The performances have been compelling, all the more impressive considering the fundamental foolishness of a gruelling tour schedule. Eleven shows in twelve nights across the wide expanse of the U.S. West was not a wise plan, regardless of the worthiness of the motivation. I'm willing to wager that's the last time they try to do San Fran the night after Seattle, at least the last time they try to drive it overnight. That they played every show as well as they did in spite of the many miles between each of them, in spite of Alan's being as sick as a dog for a substantial part of the tour leg, and in spite of all the changes Sean (and the rest of them as well) had to be dealing with...it's a testament to such virtues as strength, conviction, and sheer stubborn-headed determination. Or just call it courage, patience, and grit, though I'm not overly persuaded about the "patience" part of that equation. But not a single, solitary quibble from me when it comes to their courage and their grit.

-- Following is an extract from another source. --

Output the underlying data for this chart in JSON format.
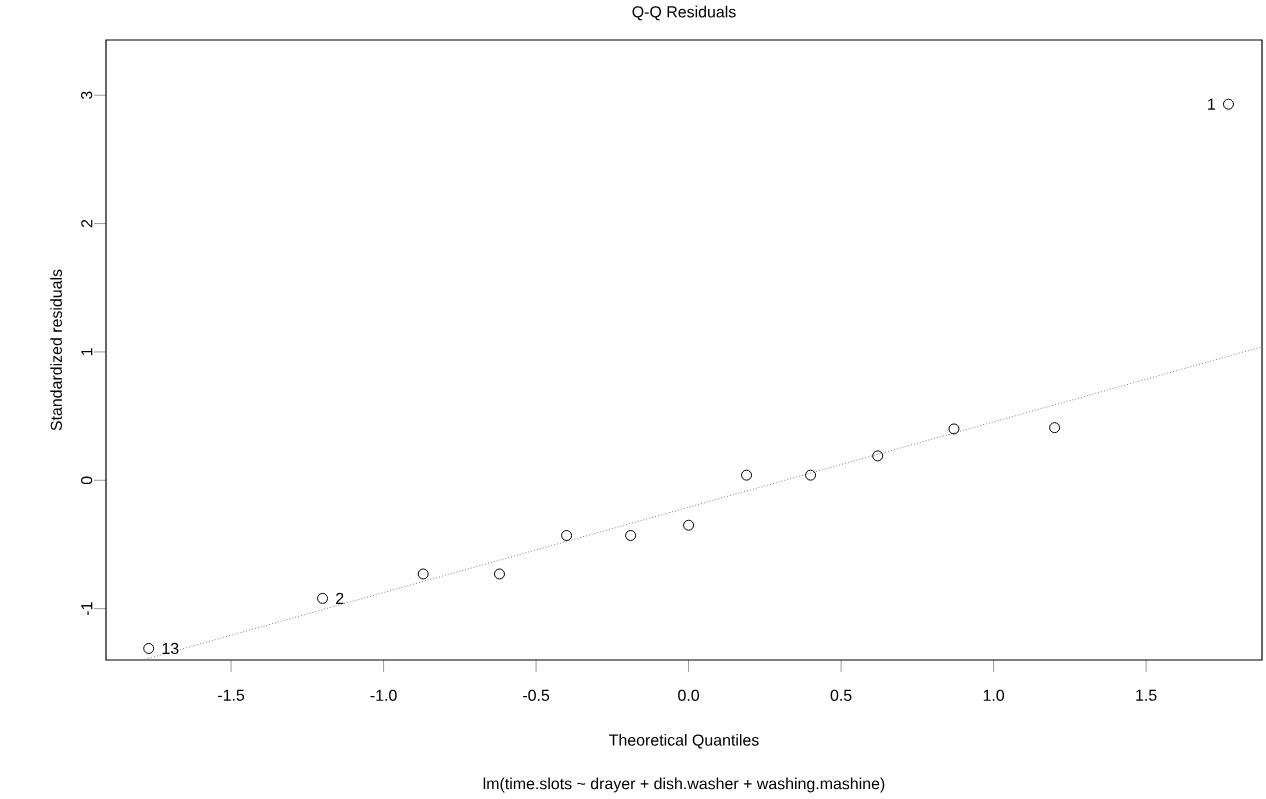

In response to yet more comments I am not going to post here, yes, I read Sean's latest Tail. No, I don't know for sure what to make of it, and, no, I don't believe that just because he chooses to talk publicly about his own life it has to mean that life is fair game for everyone else to discuss publicly. I got called a "hypocrite" for that attitude, but I think perhaps "coward" might be more apt, and without apology. I'd much rather err on the side of caution, especially when that caution is prompted by kindness. What I will say is that when I read his latest blog entry, all I could think of was how happy he looked in Portland to be headed home. To where the love is.
Out of all the outtakes that were posted online from the FF recording-sessions filming, my second favourite (anyone who knows me at all has to know Alan's shirt-ripping is my number-one favourite) is the moment when Bob casually mentions to Hawksley that Banks Of Newfoundland is a "celebratory" song. Hawksley's voice goes up an octave or two as he squeaks in total surprise, "It's celebratory?" Bob gives him that look Newfoundlanders always give to stunned Outsiders. "Well, they survived," Bob explains, shrugging. Somewhere between the Squeak and the Shrug lies the truth of the interaction between Newfoundland and Everywhere Else. Five years ago, three years ago, maybe even two years ago, I would have been squeaking right along with Hawksley. But not today. I might not share Bob's shrug, not quite yet, but I expected it - and I understand it. They Survived. Cause for celebration in and of itself, the first and fundamental and forever foremost measure of Success. Anything above and beyond that is gravy.
They survived. And they did very well. True success and genuine cause for celebration. With a bucket of gravy on the side.